Donald Francis Schnably
Donald Francis Schnably was born June 24, 1948, in Elkins, West Virginia, the son of Lester and Caroline Wolf Schnably. Donald had a brother and a sister.
|Donald attended Philip Barbour High School where he was a member of the Latin Club, serving as president. He graduated with the class of 1966. He attended Greenbrier Military Academy and was a member of the Baptist Church at Weston and the Barbour County 4-H Club.|
Entering the Army on January 15, 1967, he received basic training at Fort Knox, Kentucky, where he was commissioned as a second lieutenant. Donald graduated from the Green Beret Special Forces School at Fort Bragg, North Carolina, after which he completed airborne training at Fort Benning, Georgia. Prior to leaving for Vietnam he was sent to Panama where he received training at an extended Jungle Warfare School, graduating with honors.
Lt. Donald Schnably left for Vietnam on December 6, 1968. He was a member of the 5th Special Forces Group located at the Green Beret Camp in Duc Lap, South Vietnam. He was awarded a Bronze Star for heroism displayed during ground operations against hostile Vietnamese forces on March 26, 1969. Lt. Schnably was serving as a senior advisor to a Camp Strike Force company on a search and clear mission deep in hostile territory when they initiated contact with two platoons of North Vietnamese soldiers. Taking command of the situation, Lt. Schnably led his company in a flanking action against the enemy force and rendered first aid to his wounded personnel, carrying one of the wounded to safety while under intense enemy fire. When helicopter gunships and tactical air support arrived, he directed fire upon enemy positions. After reinforcements arrived, Lt. Schnably led a counter attack which resulted in the withdrawal of North Vietnamese forces.

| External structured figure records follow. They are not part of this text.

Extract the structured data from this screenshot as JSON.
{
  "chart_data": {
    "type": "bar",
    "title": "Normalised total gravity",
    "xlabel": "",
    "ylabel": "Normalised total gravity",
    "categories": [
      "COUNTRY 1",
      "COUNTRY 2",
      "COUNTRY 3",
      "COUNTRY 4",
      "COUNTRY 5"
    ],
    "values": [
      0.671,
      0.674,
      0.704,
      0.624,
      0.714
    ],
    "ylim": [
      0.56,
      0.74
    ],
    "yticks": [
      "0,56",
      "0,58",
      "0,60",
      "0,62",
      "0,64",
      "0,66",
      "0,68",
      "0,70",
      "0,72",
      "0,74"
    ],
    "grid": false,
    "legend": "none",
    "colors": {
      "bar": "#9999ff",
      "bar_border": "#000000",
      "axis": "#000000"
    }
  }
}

Less than six months later, on the evening of December 1, 1969, Lt. Donald F. Schnably was killed in action. That evening, North Vietnamese forces unleashed a mortar attack against the Duc Lap Special forces camp in which was located an 81-millimeter mortar pit that had been the target of previous enemy attacks. Assuming the enemy had zeroed in on the pit, Lt. Schnably rushed to the area to direct return fire on suspected enemy positions. As the mortar tube was set and the first round was being readied for launching, two enemy rounds hit the area, mortally wounding Lt. Schnably. For his actions, Lt. Schnably was posthumously awarded the Silver Star, which was presented to his widow Karen Poe Schnably in June 1970 in the ROTC Office at West Virginia University.
The body of Lt. Donald F. Schnably was returned to the United States and was buried in Belington Fraternal Cemetery. His is memorialized on panel 15w line 14 of the Vietnam War Memorial in Washington D. C.